Damit sind wir allerdings noch lange nicht am Ende. Auch über die Saison gesehen ist San Antonio auf historischem Kurs: Das Net-Rating liegt über die Saison gesehen bei 14,9, auch das wäre ein Rekord: Seitdem die Statistik erhoben wird, halten die Bulls der Saison 95/96 mit 13,4 den Bestwert - also das von der Bilanz her beste Team der Geschichte (die Warriors liegen derzeit bei 13,3...).
San Antonio könnte dies toppen, zumal auch ihre kumulierte Punktedifferenz (14,21) besser ist als alles, was die Liga bisher gesehen hat. Hier wird der historische Rekord (12,28) derzeit von den '72er Lakers um Jerry West und Wilt Chamberlain gehalten, die innerhalb der Saison unter anderem die längste Siegesserie der Geschichte hinlegten (33).
Stephen Curry: Die Herrschaft des Feuers
Wie kommen diese absurden Zahlen zustande? Nun, es hilft eben, wenn man die mit großem Abstand beste Defense (dazu später mehr) und die drittbeste Offense der Liga sein Eigen nennt. Und wenn man Teams regelmäßig aus der Halle ballert: Die Spurs haben in dieser Saison bereits sage und schreibe 28 Spiele mit mindestens 10 Punkten Unterschied gewonnen!
Darunter waren des Weiteren 15 Spiele mit mindestens 20 Punkten Abstand - zur Erinnerung: Die Spurs haben erst 42 Spiele hinter sich! Zuhause sind sie ohnehin kaum zu bezwingen, die Spurs haben nunmehr 33 Siege in Folge vor heimischem Publikum eingefahren. In der Hinsicht stehen die Warriors derzeit übrigens bei 37, den Rekord halten die Bulls mit 44. Egal, wen man aktuell besser findet - wir haben es hier mit zwei potenziellen All-Time-Teams zu tun. So viel ist sicher.
nba.deGegen die Trends
Gerade weil sich die Spurs in Sachen "bestes Team der Liga" aktuell nur mit den Warriors messen müssen, ist folgendes interessant: Gregg Popovich pfeift (wieder einmal) auf die gängigen Trends und lässt sein Team eher wieder Old-School spielen. Die Liga wird immer kleiner, die Spurs sind größer geworden: Mit Tim Duncan und LaMarcus Aldridge spielen üblicherweise zwei Seven-Footer nebeneinander, von der Bank wird sporadisch noch der hünenhafte Boban Marjanovic eingesetzt. Und Kawhi Leonard ist zwar nicht der größte Spieler, mit seiner Spannweite von sechs bis acht Metern stellt aber auch er eine schwer überwindbare Hürde dar.
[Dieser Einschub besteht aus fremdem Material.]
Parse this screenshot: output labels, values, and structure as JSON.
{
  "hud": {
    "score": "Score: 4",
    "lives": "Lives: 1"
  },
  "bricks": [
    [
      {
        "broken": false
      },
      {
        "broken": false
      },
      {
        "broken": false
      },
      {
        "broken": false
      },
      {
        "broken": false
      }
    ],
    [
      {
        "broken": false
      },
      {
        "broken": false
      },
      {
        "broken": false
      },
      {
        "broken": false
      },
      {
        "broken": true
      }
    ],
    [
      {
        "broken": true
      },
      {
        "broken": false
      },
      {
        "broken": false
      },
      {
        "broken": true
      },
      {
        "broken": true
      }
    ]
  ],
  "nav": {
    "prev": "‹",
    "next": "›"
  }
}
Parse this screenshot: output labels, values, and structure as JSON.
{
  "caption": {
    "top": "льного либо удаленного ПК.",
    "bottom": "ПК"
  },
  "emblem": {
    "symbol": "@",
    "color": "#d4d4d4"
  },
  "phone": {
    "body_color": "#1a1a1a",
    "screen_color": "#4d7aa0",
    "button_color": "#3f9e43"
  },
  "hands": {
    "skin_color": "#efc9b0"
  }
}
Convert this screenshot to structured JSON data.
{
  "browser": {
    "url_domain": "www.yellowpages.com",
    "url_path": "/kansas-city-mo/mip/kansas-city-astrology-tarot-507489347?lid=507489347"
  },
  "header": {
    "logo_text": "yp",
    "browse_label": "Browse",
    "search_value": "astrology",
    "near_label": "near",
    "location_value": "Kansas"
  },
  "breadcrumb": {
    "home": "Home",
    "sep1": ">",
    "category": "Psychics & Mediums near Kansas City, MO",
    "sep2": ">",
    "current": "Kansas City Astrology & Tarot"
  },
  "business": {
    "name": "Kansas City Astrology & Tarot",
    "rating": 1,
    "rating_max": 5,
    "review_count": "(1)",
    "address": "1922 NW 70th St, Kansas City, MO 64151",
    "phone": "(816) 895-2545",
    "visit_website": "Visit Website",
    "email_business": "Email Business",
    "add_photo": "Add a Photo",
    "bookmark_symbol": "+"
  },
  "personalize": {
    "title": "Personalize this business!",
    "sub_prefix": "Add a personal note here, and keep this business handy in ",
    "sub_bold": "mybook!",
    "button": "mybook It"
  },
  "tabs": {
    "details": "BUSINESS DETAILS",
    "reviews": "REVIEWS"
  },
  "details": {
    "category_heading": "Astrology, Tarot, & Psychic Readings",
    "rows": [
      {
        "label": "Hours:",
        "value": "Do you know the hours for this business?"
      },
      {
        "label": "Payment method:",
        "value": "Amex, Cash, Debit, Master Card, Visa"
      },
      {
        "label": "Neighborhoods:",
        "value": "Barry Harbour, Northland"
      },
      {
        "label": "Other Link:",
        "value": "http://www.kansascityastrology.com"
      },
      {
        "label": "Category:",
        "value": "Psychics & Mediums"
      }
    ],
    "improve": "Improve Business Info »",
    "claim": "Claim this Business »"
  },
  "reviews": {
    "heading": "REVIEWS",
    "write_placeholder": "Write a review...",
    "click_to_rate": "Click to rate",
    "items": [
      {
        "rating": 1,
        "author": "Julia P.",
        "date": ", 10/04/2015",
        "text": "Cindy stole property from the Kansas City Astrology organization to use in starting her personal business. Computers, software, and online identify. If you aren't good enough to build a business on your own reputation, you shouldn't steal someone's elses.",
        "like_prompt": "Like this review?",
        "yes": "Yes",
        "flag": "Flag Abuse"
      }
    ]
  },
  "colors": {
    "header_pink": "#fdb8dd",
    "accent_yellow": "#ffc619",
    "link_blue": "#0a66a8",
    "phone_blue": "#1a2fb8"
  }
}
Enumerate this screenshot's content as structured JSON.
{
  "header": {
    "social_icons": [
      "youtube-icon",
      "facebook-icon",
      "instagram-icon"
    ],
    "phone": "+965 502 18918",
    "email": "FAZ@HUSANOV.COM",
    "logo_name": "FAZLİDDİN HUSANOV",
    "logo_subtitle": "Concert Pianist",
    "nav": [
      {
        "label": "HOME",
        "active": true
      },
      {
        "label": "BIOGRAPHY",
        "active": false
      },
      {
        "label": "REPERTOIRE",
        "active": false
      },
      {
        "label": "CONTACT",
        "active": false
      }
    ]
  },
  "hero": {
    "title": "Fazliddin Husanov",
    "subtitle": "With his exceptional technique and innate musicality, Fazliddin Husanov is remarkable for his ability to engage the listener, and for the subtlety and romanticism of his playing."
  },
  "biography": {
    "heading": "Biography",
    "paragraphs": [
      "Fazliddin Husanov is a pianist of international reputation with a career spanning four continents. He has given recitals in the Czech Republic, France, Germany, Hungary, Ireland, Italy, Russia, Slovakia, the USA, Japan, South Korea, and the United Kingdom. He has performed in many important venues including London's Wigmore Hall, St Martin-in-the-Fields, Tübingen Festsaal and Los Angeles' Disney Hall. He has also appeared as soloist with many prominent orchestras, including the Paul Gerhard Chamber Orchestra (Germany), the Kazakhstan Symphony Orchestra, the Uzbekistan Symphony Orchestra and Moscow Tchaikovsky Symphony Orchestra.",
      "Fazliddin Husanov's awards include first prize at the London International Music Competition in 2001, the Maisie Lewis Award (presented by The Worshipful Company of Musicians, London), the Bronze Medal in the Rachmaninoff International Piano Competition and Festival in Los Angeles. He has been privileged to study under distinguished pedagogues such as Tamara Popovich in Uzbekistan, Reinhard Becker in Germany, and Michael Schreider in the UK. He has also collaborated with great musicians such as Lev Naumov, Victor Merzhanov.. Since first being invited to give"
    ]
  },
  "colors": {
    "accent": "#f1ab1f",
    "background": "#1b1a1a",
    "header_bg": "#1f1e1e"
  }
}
Darüber hinaus wird das Spiel in der NBA grundsätzlich eher schneller, die Spurs schlagen aber auch hier einen anderen Weg ein: Nur fünf Teams spielen aktuell mit einer langsameren Pace als San Antonio (95,99). Zum Vergleich: Die Dubs produzieren mit 101,66 den zweitschnellsten Spielstil der Liga. Wo andere Teams ihr Heil in Transition suchen, lassen sich die Spurs Zeit und laufen ihre Sets mit geduldiger Perfektion.
Auch die Würfe, die sie dabei herausspielen, sind nicht unbedingt so verteilt, wie man es in der Dreier-süchtigen NBA der heutigen Zeit vermuten würde. Kein Wunder, wenn man sich Popovichs "Abneigung" gegen den Dreier vor Augen führt: "Ich hasse den Dreier immer noch", sagte der Coach schließlich vor kurzem. "Das ist für mich kein Basketball und gehört in den Zirkus. Warum haben wir keinen Fünfpunktewurf oder Siebenpunktewurf?"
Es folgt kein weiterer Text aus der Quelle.